News of his decision seemed to take many on the faculty by surprise, despite his exceptionally long tenure and casual speculation for years about when he would step down.

To some, the announcement was jarring, coming on the heels of a gala celebration Friday at which the school "rededicated" itself to its mission of education and research. No mention of his plans was made.

"People would stick their head in my office and say, `Huh?'" said Dr. David Celentano, a professor of epidemiology. "That's been the response so far."

The affair - attended by 350 faculty, students, donors and dignitaries - was held inside a new $130 million steel-and-glass building that in many ways symbolized progress under Sommer's leadership.

`A remarkable job'

"I've been here for 30 years, and the last dozen have been unlike anything we had seen," Celentano said. "He's done a remarkable job in improving working conditions, and I think he has been very important getting closer relations between industry and public health."

Celentano called Sommer a "risk taker" who wasn't afraid to try such untested notions as starting a "distance learning" program that enabled students around the world to earn their master's in public health degree largely on the Internet.
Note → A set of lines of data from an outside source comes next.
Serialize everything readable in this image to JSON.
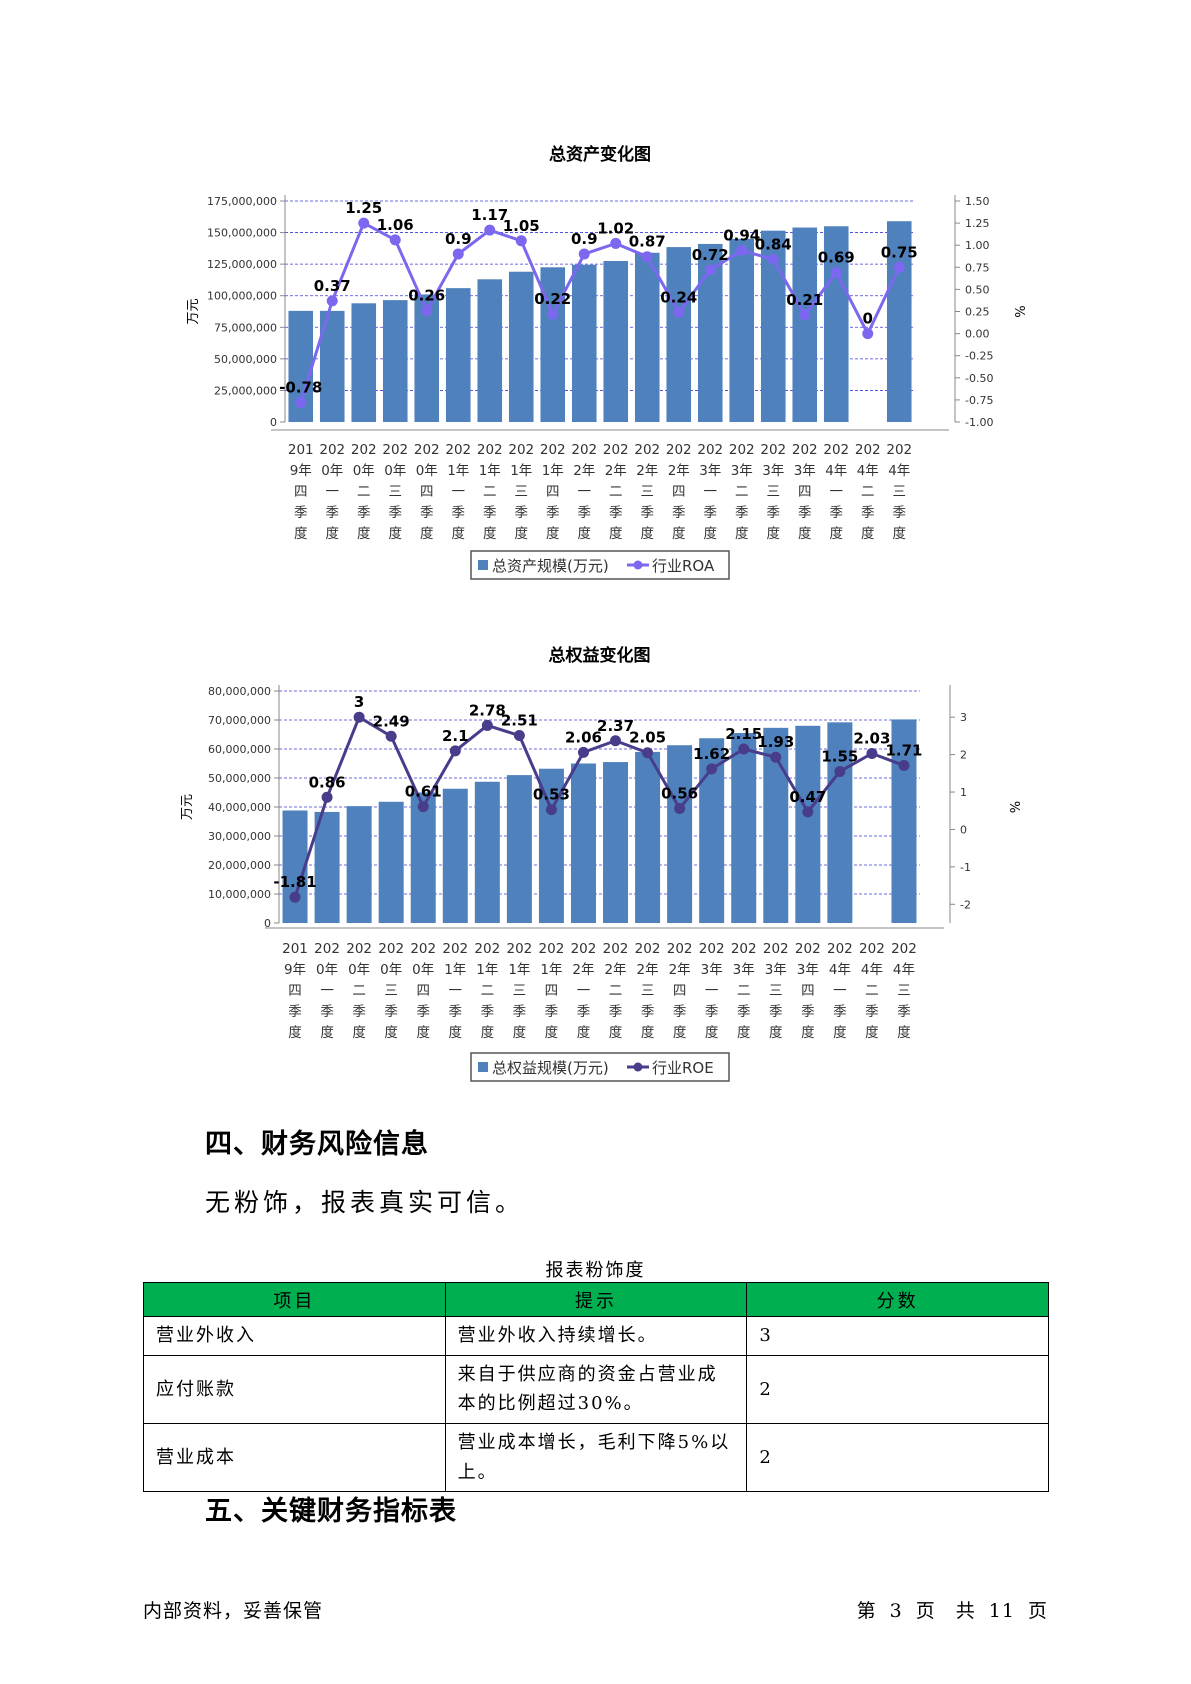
{
  "chart_data": [
    {
      "type": "bar",
      "title": "总资产变化图",
      "categories": [
        [
          "201",
          "9年",
          "四",
          "季",
          "度"
        ],
        [
          "202",
          "0年",
          "一",
          "季",
          "度"
        ],
        [
          "202",
          "0年",
          "二",
          "季",
          "度"
        ],
        [
          "202",
          "0年",
          "三",
          "季",
          "度"
        ],
        [
          "202",
          "0年",
          "四",
          "季",
          "度"
        ],
        [
          "202",
          "1年",
          "一",
          "季",
          "度"
        ],
        [
          "202",
          "1年",
          "二",
          "季",
          "度"
        ],
        [
          "202",
          "1年",
          "三",
          "季",
          "度"
        ],
        [
          "202",
          "1年",
          "四",
          "季",
          "度"
        ],
        [
          "202",
          "2年",
          "一",
          "季",
          "度"
        ],
        [
          "202",
          "2年",
          "二",
          "季",
          "度"
        ],
        [
          "202",
          "2年",
          "三",
          "季",
          "度"
        ],
        [
          "202",
          "2年",
          "四",
          "季",
          "度"
        ],
        [
          "202",
          "3年",
          "一",
          "季",
          "度"
        ],
        [
          "202",
          "3年",
          "二",
          "季",
          "度"
        ],
        [
          "202",
          "3年",
          "三",
          "季",
          "度"
        ],
        [
          "202",
          "3年",
          "四",
          "季",
          "度"
        ],
        [
          "202",
          "4年",
          "一",
          "季",
          "度"
        ],
        [
          "202",
          "4年",
          "二",
          "季",
          "度"
        ],
        [
          "202",
          "4年",
          "三",
          "季",
          "度"
        ]
      ],
      "series": [
        {
          "name": "总资产规模(万元)",
          "axis": "left",
          "kind": "bar",
          "color": "#4f81bd",
          "values": [
            88000000,
            88000000,
            94000000,
            96500000,
            101000000,
            106000000,
            113000000,
            119000000,
            122500000,
            124500000,
            127500000,
            134000000,
            138500000,
            141000000,
            145000000,
            151500000,
            154000000,
            155000000,
            0,
            159000000
          ]
        },
        {
          "name": "行业ROA",
          "axis": "right",
          "kind": "line",
          "color": "#7b68ee",
          "values": [
            -0.78,
            0.37,
            1.25,
            1.06,
            0.26,
            0.9,
            1.17,
            1.05,
            0.22,
            0.9,
            1.02,
            0.87,
            0.24,
            0.72,
            0.94,
            0.84,
            0.21,
            0.69,
            0,
            0.75
          ],
          "labels": [
            "-0.78",
            "0.37",
            "1.25",
            "1.06",
            "0.26",
            "0.9",
            "1.17",
            "1.05",
            "0.22",
            "0.9",
            "1.02",
            "0.87",
            "0.24",
            "0.72",
            "0.94",
            "0.84",
            "0.21",
            "0.69",
            "0",
            "0.75"
          ]
        }
      ],
      "ylabel": "万元",
      "y2label": "%",
      "ylim": [
        0,
        175000000
      ],
      "yticks": [
        "175,000,000",
        "150,000,000",
        "125,000,000",
        "100,000,000",
        "75,000,000",
        "50,000,000",
        "25,000,000",
        "0"
      ],
      "yticks_values": [
        175000000,
        150000000,
        125000000,
        100000000,
        75000000,
        50000000,
        25000000,
        0
      ],
      "y2lim": [
        -1.0,
        1.5
      ],
      "y2ticks": [
        "1.50",
        "1.25",
        "1.00",
        "0.75",
        "0.50",
        "0.25",
        "0.00",
        "-0.25",
        "-0.50",
        "-0.75",
        "-1.00"
      ],
      "y2ticks_values": [
        1.5,
        1.25,
        1.0,
        0.75,
        0.5,
        0.25,
        0,
        -0.25,
        -0.5,
        -0.75,
        -1.0
      ],
      "grid": true,
      "legend": "bottom",
      "legend_labels": [
        "总资产规模(万元)",
        "行业ROA"
      ]
    },
    {
      "type": "bar",
      "title": "总权益变化图",
      "categories": [
        [
          "201",
          "9年",
          "四",
          "季",
          "度"
        ],
        [
          "202",
          "0年",
          "一",
          "季",
          "度"
        ],
        [
          "202",
          "0年",
          "二",
          "季",
          "度"
        ],
        [
          "202",
          "0年",
          "三",
          "季",
          "度"
        ],
        [
          "202",
          "0年",
          "四",
          "季",
          "度"
        ],
        [
          "202",
          "1年",
          "一",
          "季",
          "度"
        ],
        [
          "202",
          "1年",
          "二",
          "季",
          "度"
        ],
        [
          "202",
          "1年",
          "三",
          "季",
          "度"
        ],
        [
          "202",
          "1年",
          "四",
          "季",
          "度"
        ],
        [
          "202",
          "2年",
          "一",
          "季",
          "度"
        ],
        [
          "202",
          "2年",
          "二",
          "季",
          "度"
        ],
        [
          "202",
          "2年",
          "三",
          "季",
          "度"
        ],
        [
          "202",
          "2年",
          "四",
          "季",
          "度"
        ],
        [
          "202",
          "3年",
          "一",
          "季",
          "度"
        ],
        [
          "202",
          "3年",
          "二",
          "季",
          "度"
        ],
        [
          "202",
          "3年",
          "三",
          "季",
          "度"
        ],
        [
          "202",
          "3年",
          "四",
          "季",
          "度"
        ],
        [
          "202",
          "4年",
          "一",
          "季",
          "度"
        ],
        [
          "202",
          "4年",
          "二",
          "季",
          "度"
        ],
        [
          "202",
          "4年",
          "三",
          "季",
          "度"
        ]
      ],
      "series": [
        {
          "name": "总权益规模(万元)",
          "axis": "left",
          "kind": "bar",
          "color": "#4f81bd",
          "values": [
            38800000,
            38300000,
            40300000,
            41800000,
            45000000,
            46300000,
            48700000,
            51000000,
            53200000,
            55000000,
            55500000,
            59000000,
            61300000,
            63700000,
            65500000,
            67300000,
            68000000,
            69200000,
            0,
            70200000
          ]
        },
        {
          "name": "行业ROE",
          "axis": "right",
          "kind": "line",
          "color": "#483d8b",
          "values": [
            -1.81,
            0.86,
            3,
            2.49,
            0.61,
            2.1,
            2.78,
            2.51,
            0.53,
            2.06,
            2.37,
            2.05,
            0.56,
            1.62,
            2.15,
            1.93,
            0.47,
            1.55,
            2.03,
            1.71
          ],
          "labels": [
            "-1.81",
            "0.86",
            "3",
            "2.49",
            "0.61",
            "2.1",
            "2.78",
            "2.51",
            "0.53",
            "2.06",
            "2.37",
            "2.05",
            "0.56",
            "1.62",
            "2.15",
            "1.93",
            "0.47",
            "1.55",
            "2.03",
            "1.71"
          ]
        }
      ],
      "ylabel": "万元",
      "y2label": "%",
      "ylim": [
        0,
        80000000
      ],
      "yticks": [
        "80,000,000",
        "70,000,000",
        "60,000,000",
        "50,000,000",
        "40,000,000",
        "30,000,000",
        "20,000,000",
        "10,000,000",
        "0"
      ],
      "yticks_values": [
        80000000,
        70000000,
        60000000,
        50000000,
        40000000,
        30000000,
        20000000,
        10000000,
        0
      ],
      "y2lim": [
        -2.5,
        3.7
      ],
      "y2ticks": [
        "3",
        "2",
        "1",
        "0",
        "-1",
        "-2"
      ],
      "y2ticks_values": [
        3,
        2,
        1,
        0,
        -1,
        -2
      ],
      "grid": true,
      "legend": "bottom",
      "legend_labels": [
        "总权益规模(万元)",
        "行业ROE"
      ]
    }
  ],
  "section4": {
    "heading": "四、财务风险信息",
    "text": "无粉饰，报表真实可信。"
  },
  "table": {
    "caption": "报表粉饰度",
    "headers": [
      "项目",
      "提示",
      "分数"
    ],
    "header_color": "#00b050",
    "rows": [
      {
        "item": "营业外收入",
        "hint": "营业外收入持续增长。",
        "score": "3"
      },
      {
        "item": "应付账款",
        "hint": "来自于供应商的资金占营业成本的比例超过30%。",
        "score": "2"
      },
      {
        "item": "营业成本",
        "hint": "营业成本增长，毛利下降5%以上。",
        "score": "2"
      }
    ]
  },
  "section5": {
    "heading": "五、关键财务指标表"
  },
  "footer": {
    "left": "内部资料，妥善保管",
    "right": "第 3 页　共 11 页"
  }
}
Sommer, he said, was also among the first public health leaders to support scientists whose research into HIV and sexual behaviors was attacked by a conservative political group.

"He was really rallying support to say this is ridiculous, unacceptable," Celentano said.

Record of progress

Under Sommer's leadership, the school erased its recurring deficit, grew its endowment from $32 to $135 million, nearly doubled its faculty to some 500 members and revamped its physical plant.

Much of this was made possible by huge donations, unthinkable in previous years. They include more than $100 million each from New York Mayor Michael R. Bloomberg and the Bill and Melinda Gates Foundation, plus another $100 million from an anonymous donor.

Dr. William R. Brody, president of the Johns Hopkins University, said Sommer raised the money largely by presenting public health issues in everyday language.

"I think there was a tendency among public health people to speak their own language, to speak in terms of epidemiology and statistics rather than putting it in the vernacular," Brody said.

In recent years, global concerns ranging from SARS to bioterrorism have brought the work of public health scientists to the forefront, he said. "But Al did that before any of that happened," he said.

Sommer is widely known for discovering that inexpensive vitamin A supplements can prevent millions of malnourished infants from dying of disease, particularly measles and diarrhea.

For this work, he received the prestigious Lasker Medical Research Award in 1997.

His announcement gives the university 15 months to search for a successor.

Sommer said he expects that a search committee will be formed and a list of candidates drawn up by the end of the summer. Potential candidates could start visiting the school by fall, he said.